This is a guest post. The views expressed here are solely those of the author and do not represent positions of IEEE Spectrum or the IEEE.
At an early age, as we take our first steps into the world of math and numbers, we learn that one apple plus another apple equals two apples. We learn to count real things. Only later are we introduced to a weird concept: zero… or the number of apples in an empty box.
The concept of “zero" revolutionized math after Hindu-Arabic scholars and then the Italian mathematician Fibonacci introduced it into our modern numbering system. While today we comfortably use zero in all our mathematical operations, the concept of “nothing" has yet to enter the realm of artificial intelligence.
In a sense, AI and deep learning still need to learn how to recognize and reason with nothing.
Is it an apple or a banana? Neither!
In a typical task, a DNN might be trained to visually recognize a certain number of classes, say pictures of apples and bananas. Deep learning algorithms, when fed a good quantity and quality of data, are really good at coming up with precise, low error, confident classifications.
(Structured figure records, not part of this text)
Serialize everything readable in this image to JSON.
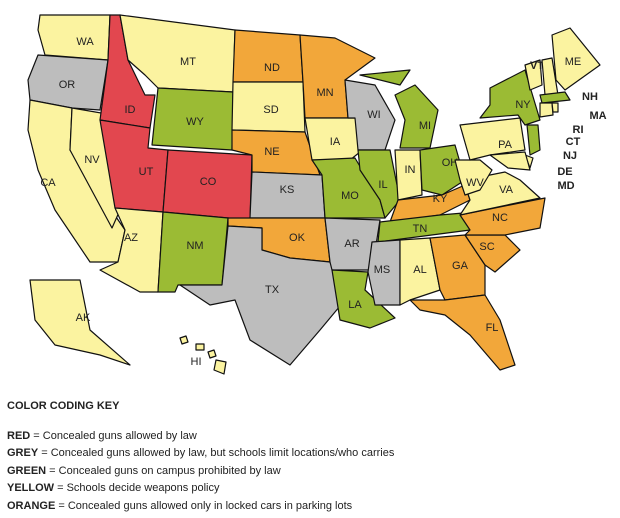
{
  "states": [
    {
      "label": "WA",
      "category": "YELLOW"
    },
    {
      "label": "OR",
      "category": "GREY"
    },
    {
      "label": "CA",
      "category": "YELLOW"
    },
    {
      "label": "NV",
      "category": "YELLOW"
    },
    {
      "label": "ID",
      "category": "RED"
    },
    {
      "label": "MT",
      "category": "YELLOW"
    },
    {
      "label": "WY",
      "category": "GREEN"
    },
    {
      "label": "UT",
      "category": "RED"
    },
    {
      "label": "CO",
      "category": "RED"
    },
    {
      "label": "AZ",
      "category": "YELLOW"
    },
    {
      "label": "NM",
      "category": "GREEN"
    },
    {
      "label": "ND",
      "category": "ORANGE"
    },
    {
      "label": "SD",
      "category": "YELLOW"
    },
    {
      "label": "NE",
      "category": "ORANGE"
    },
    {
      "label": "KS",
      "category": "GREY"
    },
    {
      "label": "OK",
      "category": "ORANGE"
    },
    {
      "label": "TX",
      "category": "GREY"
    },
    {
      "label": "MN",
      "category": "ORANGE"
    },
    {
      "label": "IA",
      "category": "YELLOW"
    },
    {
      "label": "MO",
      "category": "GREEN"
    },
    {
      "label": "AR",
      "category": "GREY"
    },
    {
      "label": "LA",
      "category": "GREEN"
    },
    {
      "label": "WI",
      "category": "GREY"
    },
    {
      "label": "IL",
      "category": "GREEN"
    },
    {
      "label": "MI",
      "category": "GREEN"
    },
    {
      "label": "IN",
      "category": "YELLOW"
    },
    {
      "label": "OH",
      "category": "GREEN"
    },
    {
      "label": "KY",
      "category": "ORANGE"
    },
    {
      "label": "TN",
      "category": "GREEN"
    },
    {
      "label": "MS",
      "category": "GREY"
    },
    {
      "label": "AL",
      "category": "YELLOW"
    },
    {
      "label": "GA",
      "category": "ORANGE"
    },
    {
      "label": "FL",
      "category": "ORANGE"
    },
    {
      "label": "SC",
      "category": "ORANGE"
    },
    {
      "label": "NC",
      "category": "ORANGE"
    },
    {
      "label": "VA",
      "category": "YELLOW"
    },
    {
      "label": "WV",
      "category": "YELLOW"
    },
    {
      "label": "PA",
      "category": "YELLOW"
    },
    {
      "label": "NY",
      "category": "GREEN"
    },
    {
      "label": "VT",
      "category": "YELLOW"
    },
    {
      "label": "NH",
      "category": "YELLOW"
    },
    {
      "label": "ME",
      "category": "YELLOW"
    },
    {
      "label": "MA",
      "category": "GREEN"
    },
    {
      "label": "CT",
      "category": "YELLOW"
    },
    {
      "label": "RI",
      "category": "YELLOW"
    },
    {
      "label": "NJ",
      "category": "GREEN"
    },
    {
      "label": "DE",
      "category": "YELLOW"
    },
    {
      "label": "MD",
      "category": "YELLOW"
    },
    {
      "label": "AK",
      "category": "YELLOW"
    },
    {
      "label": "HI",
      "category": "YELLOW"
    }
  ],
  "key": {
    "title": "COLOR CODING KEY",
    "items": [
      {
        "term": "RED",
        "text": " = Concealed guns allowed by law",
        "color": "#e2474f"
      },
      {
        "term": "GREY",
        "text": " = Concealed guns allowed by law, but schools limit locations/who carries",
        "color": "#bdbdbd"
      },
      {
        "term": "GREEN",
        "text": " = Concealed guns on campus prohibited by law",
        "color": "#9bbb34"
      },
      {
        "term": "YELLOW",
        "text": " = Schools decide weapons policy",
        "color": "#fbf3a0"
      },
      {
        "term": "ORANGE",
        "text": " = Concealed guns allowed only in locked cars in parking lots",
        "color": "#f2a73a"
      }
    ]
  }
}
The problem arises when a third, unknown object appears in front of the DNN. If an unknown object that was not present in the training set is introduced, such as an orange, then the network will be forced to “guess" and classify the orange as the closest class that captures the unknown object—an apple!
Basically, the world for a DNN trained on apples and bananas is completely made of apples and bananas. It can't conceive the whole fruit basket.
Enter the world of nothing
While its usefulness is not immediately clear in all applications, the idea of “nothing" or a “class zero" is extremely useful in several ways when training and deploying a DNN.
During the training process, if a DNN has the ability to classify items as “apple," “banana," or “nothing," the algorithm's developers can determine if it hasn't effectively learned to recognize a particular class. That said, if pictures of fruit continue to yield “nothing" responses, perhaps the developers need to add another “class" of fruit to identify, such as oranges.
Meanwhile, in a deployment scenario, a DNN trained to recognize healthy apples and bananas can answer “nothing" if there is a deviation from the prototypical fruit it has learned to recognize. In this sense, the DNN may act as an anomaly detection network—aside from classifying apples and bananas, it can also, without further changes, signal when it sees something that deviates from the norm.
As of today, there are no easy ways to train a standard DNN so that it can provide the functionality above.
One new approach called a lifelong DNN naturally incorporates the concept of “nothing" in its architecture. A lifelong DNN does this by cleverly utilizing feedback mechanisms to determine whether an input is a close match or instead a mismatch with what it has learned in the past.
This mechanism resembles how humans learn: we subconsciously and continuously check if our predictions match our world. For example, if somebody plays a trick on you and changes the height of your office chair, you'll immediately notice it. That's because you have a “model" of the height of your office chair that you've learned over time—if that model is disconfirmed, you realize the anomaly right away. We humans continuously check that our classifications match reality. If they don't, our brains notice and emit an alert. For us, there are not only apples and bananas; there's also the ability to reason that “I thought it was an apple, but it isn't."
A lifelong DNN captures this mechanism in its functioning, so it can output “nothing" when the model it has learned is disconfirmed.
Nothing to work with, no problem
Armed with a basic understanding of “nothing" using the example of apples and bananas, let's now consider how this would play out in real-world applications beyond fruit identification.
Consider the manufacturing sector, where machines are tasked with producing massive volumes of products. Training a traditional computer-vision system to recognize different abnormalities in a product—say, surface scratches—is very challenging. On a well-run manufacturing line there aren't many examples of what “bad" products look like, and “bad" can take an endless number of forms. There simply isn't an abundance of data about bad products that can be used to train the system.
But with a lifelong DNN, a developer could train the computer-vision system to recognize what different examples of “good" products look like. Then, when the system detects a product that doesn't match its definition of good, it can categorize that item as an anomaly to be handled appropriately.
For manufacturers, lifelong DNNs and the ability to detect anomalies can save time and improve efficiency in the production line. There may be similar benefits for countless other industries that are increasingly relying on AI.
Who knew that “nothing" could be so important?